One famous example of such a computational analysis was provided by Bever, Fodor, and Garrett (1968). They asked whether a finite state automaton was capable of accepting expressions that were constructed from a particular artificial grammar. Expressions constructed from this grammar were built from only two symbols, a and b. Grammatical strings in the sentence were “mirror images,” because the pattern used to generate expressions was b^Nab^N where N is the number of bs in the string. Valid expressions generated from this grammar include a, bbbbabbbb, and bbabb. Expressions that cannot be generated from the grammar include ab, babb, bb, and bbbabb.

While this artificial grammar is very simple, it has one important property: it is recursive. That is, a simple context-free grammar can be defined to generate its potential expressions. This context-free grammar consists of two rules, where Rule 1 is S → a, and Rule 2 is a → bab. A string is begun by using Rule 1 to generate an a. Rule 2 can then be applied to generate the string bab. If Rule 2 is applied recursively to the central bab then longer expressions will be produced that will always be consistent with the pattern b^Nab^N.

Bever, Fodor, and Garrett (1968) proved that a finite state automaton was not capable of accepting strings generated from this recursive grammar. This is because a finite state machine can only move in one direction along the tape, and cannot write to the tape. If it starts at the first symbol of a string, then it is not capable of keeping track of the number of bs read before the a, and comparing this to the number of bs read after the a. Because it can’t go backwards along the tape, it can’t deal with recursive languages that have embedded clausal structure.

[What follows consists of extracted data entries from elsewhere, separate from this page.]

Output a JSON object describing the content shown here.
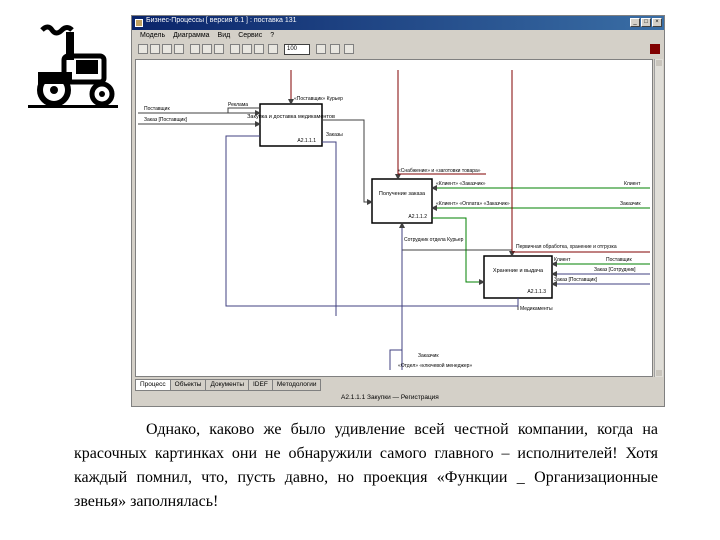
{
  "window": {
    "title": "Бизнес-Процессы [ версия 6.1 ] : поставка 131",
    "controls": [
      "_",
      "□",
      "×"
    ]
  },
  "menu": [
    "Модель",
    "Диаграмма",
    "Вид",
    "Сервис",
    "?"
  ],
  "toolbar": {
    "zoom": "100"
  },
  "boxes": [
    {
      "name": "Закупка и доставка медикаментов",
      "num": "А2.1.1.1"
    },
    {
      "name": "Получение заказа",
      "num": "А2.1.1.2"
    },
    {
      "name": "Хранение и выдача",
      "num": "А2.1.1.3"
    }
  ],
  "arrows": {
    "top1": "«Поставщик» Курьер",
    "left_in1": "Поставщик",
    "left_in2": "Заказ [Поставщик]",
    "box1_out": "Реклама",
    "box1_out2": "Заказы",
    "top2": "«Снабжение» и «заготовки товара»",
    "box2_in1": "«Клиент» «Заказчик»",
    "box2_in2": "«Клиент» «Оплата» «Заказчик»",
    "right_in1": "Клиент",
    "right_in2": "Заказчик",
    "box2_out": "Сотрудник отдела Курьер",
    "top3": "Первичная обработка, хранение и отгрузка",
    "box3_in1": "Клиент",
    "box3_in2": "Поставщик",
    "box3_in3": "Заказ [Сотрудник]",
    "box3_in4": "Заказ [Поставщик]",
    "right_in3": "Поставщик",
    "right_in4": "Заказ [Сотрудник]",
    "box3_out": "Медикаменты",
    "bottom1": "Заказчик",
    "bottom2": "«Отдел» «ключевой менеджер»"
  },
  "tabs": [
    "Процесс",
    "Объекты",
    "Документы",
    "IDEF",
    "Методологии"
  ],
  "status": "А2.1.1.1 Закупки — Регистрация",
  "caption": "Однако, каково же было удивление всей честной компании, когда на красочных картинках они не обнаружили самого главного – исполнителей! Хотя каждый помнил, что, пусть давно, но проекция «Функции _ Организационные звенья» заполнялась!"
}
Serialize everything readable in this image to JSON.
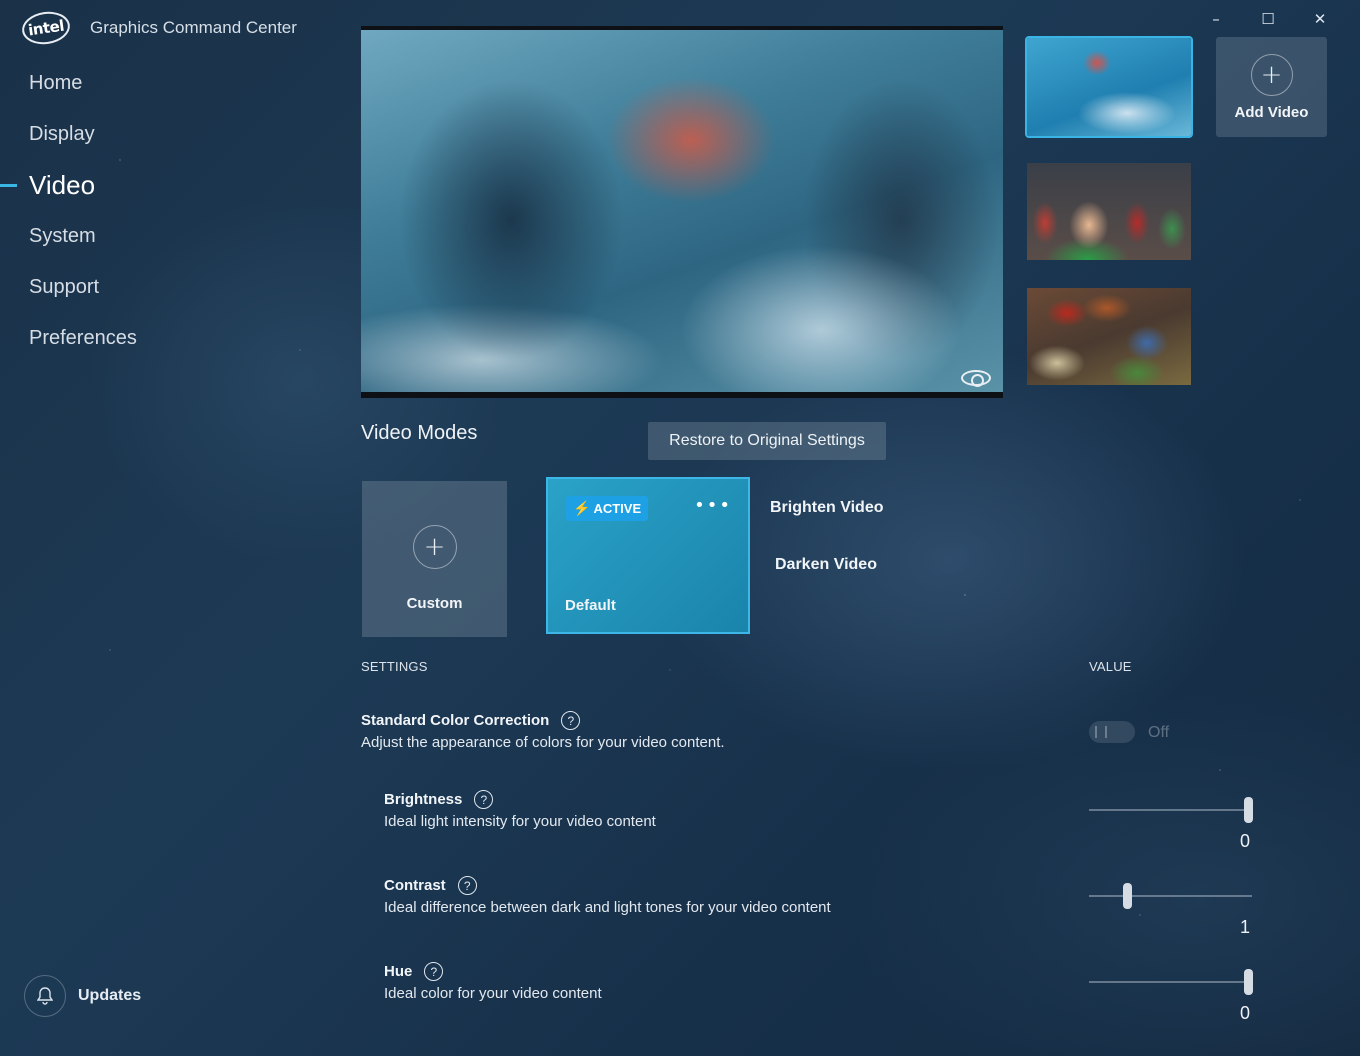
{
  "window": {
    "minimize": "–",
    "maximize": "☐",
    "close": "✕"
  },
  "brand": {
    "logo": "intel",
    "title": "Graphics Command Center"
  },
  "nav": {
    "items": [
      {
        "label": "Home",
        "active": false
      },
      {
        "label": "Display",
        "active": false
      },
      {
        "label": "Video",
        "active": true
      },
      {
        "label": "System",
        "active": false
      },
      {
        "label": "Support",
        "active": false
      },
      {
        "label": "Preferences",
        "active": false
      }
    ],
    "updates_label": "Updates"
  },
  "gallery": {
    "add_video_label": "Add Video",
    "thumbnails": [
      "snowboarder",
      "group-of-people",
      "market-produce"
    ],
    "selected_index": 0
  },
  "video_modes": {
    "title": "Video Modes",
    "restore_label": "Restore to Original Settings",
    "custom_label": "Custom",
    "active_badge": "ACTIVE",
    "more_label": "•••",
    "default_label": "Default",
    "brighten_label": "Brighten Video",
    "darken_label": "Darken Video"
  },
  "settings": {
    "header": "SETTINGS",
    "value_header": "VALUE",
    "color_correction": {
      "name": "Standard Color Correction",
      "desc": "Adjust the appearance of colors for your video content.",
      "state": "Off",
      "enabled": false
    },
    "brightness": {
      "name": "Brightness",
      "desc": "Ideal light intensity for your video content",
      "value": "0",
      "fraction": 1.0
    },
    "contrast": {
      "name": "Contrast",
      "desc": "Ideal difference between dark and light tones for your video content",
      "value": "1",
      "fraction": 0.22
    },
    "hue": {
      "name": "Hue",
      "desc": "Ideal color for your video content",
      "value": "0",
      "fraction": 1.0
    },
    "help_glyph": "?"
  },
  "colors": {
    "accent": "#39b5e6",
    "active_card": "#1a84ab"
  }
}
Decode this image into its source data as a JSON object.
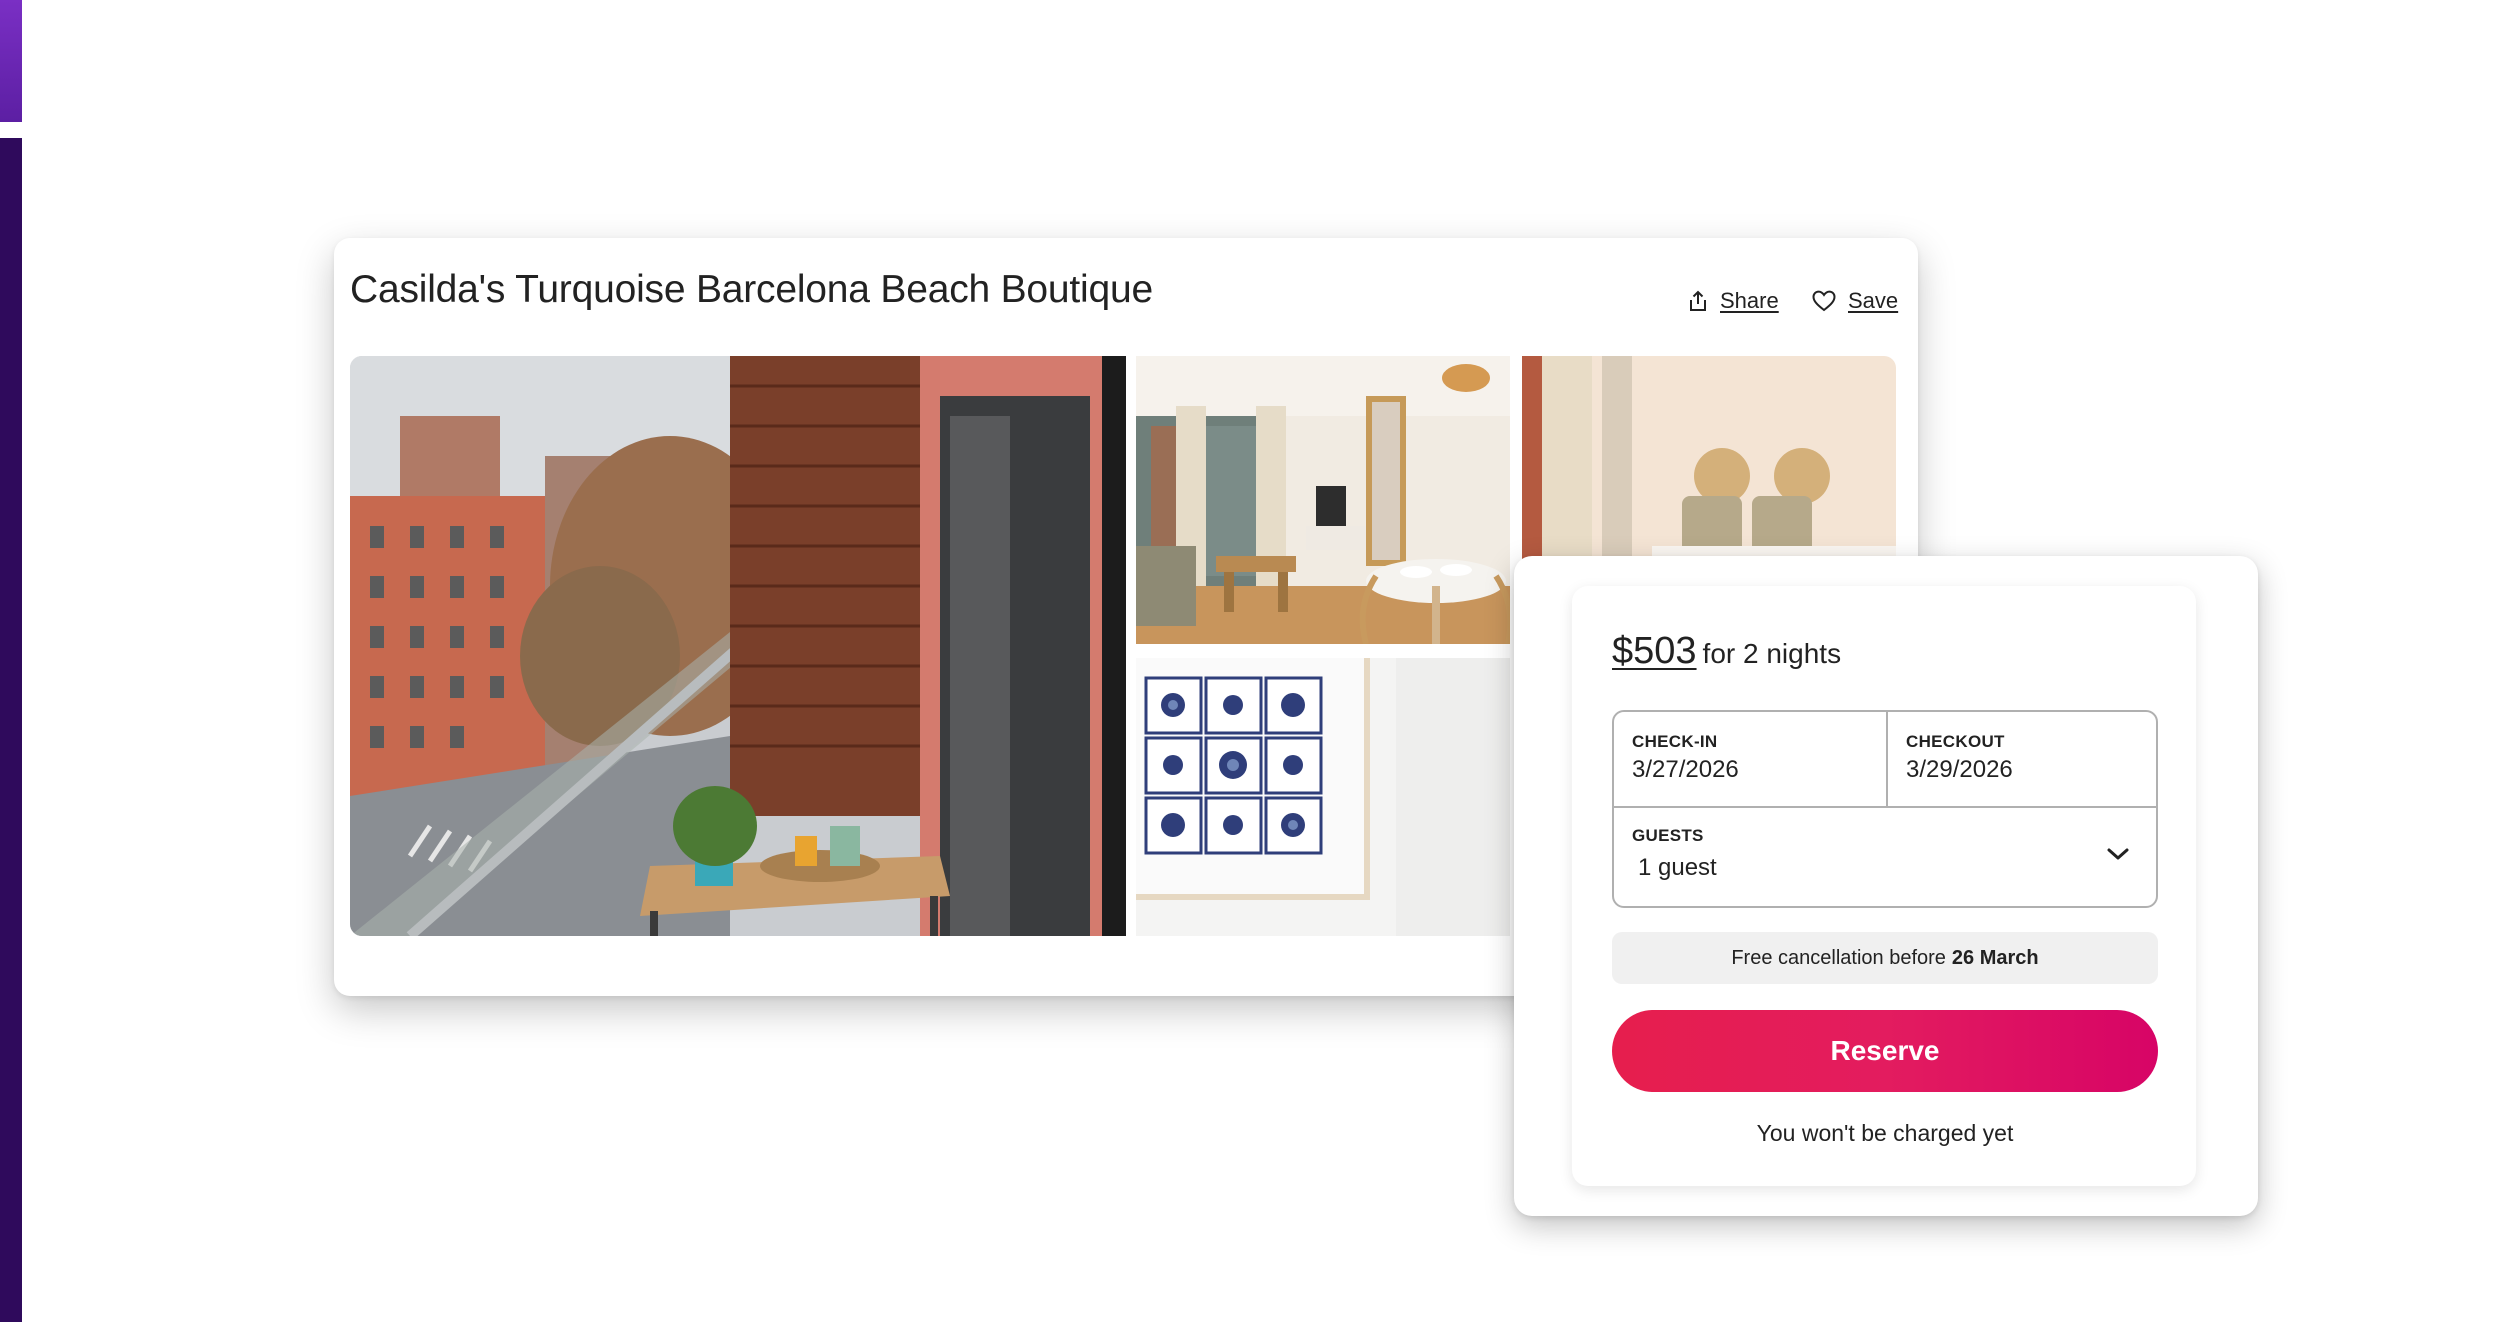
{
  "listing": {
    "title": "Casilda's Turquoise Barcelona Beach Boutique",
    "share_label": "Share",
    "save_label": "Save"
  },
  "gallery": {
    "photos": [
      {
        "subject": "balcony with street view"
      },
      {
        "subject": "living and dining room"
      },
      {
        "subject": "bedroom"
      },
      {
        "subject": "framed blue tile artwork"
      }
    ]
  },
  "booking": {
    "price": "$503",
    "price_suffix": "for 2 nights",
    "checkin_label": "CHECK-IN",
    "checkin_value": "3/27/2026",
    "checkout_label": "CHECKOUT",
    "checkout_value": "3/29/2026",
    "guests_label": "GUESTS",
    "guests_value": "1 guest",
    "cancel_text": "Free cancellation before",
    "cancel_date": "26 March",
    "reserve_label": "Reserve",
    "charge_note": "You won't be charged yet"
  },
  "colors": {
    "accent_purple": "#5c1fa3",
    "accent_dark_purple": "#2f0a5c",
    "reserve_gradient_start": "#e61e4d",
    "reserve_gradient_end": "#d70466",
    "text": "#222222"
  },
  "icons": [
    "share-icon",
    "heart-icon",
    "chevron-down-icon"
  ]
}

Bever, Fodor, and Garrett (1968) used this result to conclude that associationism (and radical behaviourism) was not powerful enough to deal with the embedded clauses of natural human language. As a result, they argued that associationism should be abandoned as a theory of mind. The impact of this proof is measured by the lengthy responses to this argument by associationist memory researchers (Anderson & Bower, 1973; Paivio, 1986). We return to the implications of this argument when we discuss connectionist cognitive science in Chapter 4.

While finite state automata cannot accept the recursive grammar used by Bever, Fodor, and Garrett (1968), Turing machines can (Révész, 1983). Their ability to move in both directions along the tape provides them with a memory that enables them to match the number of leading bs in a string with the number of trailing bs.

Modern linguistics has concluded that the structure of human language must be described by grammars that are recursive. Finite state automata are not powerfulenough devices to accommodate grammars of this nature, but Turing machines are. This suggests that an information processing architecture that is sufficiently rich to explain human cognition must have the same power—must be able to answer the same set of questions—as do Turing machines. This is the essence of the physical symbol system hypothesis (Newell, 1980), which are discussed in more detail below. The Turing machine, as we saw in Chapter 2 and further discuss below, is a universal machine, and classical cognitive science hypothesizes that “this notion of symbol system will prove adequate to all of the symbolic activity this physical universe of ours can exhibit, and in particular all the symbolic activities of the human mind” (Newell, 1980, p. 155).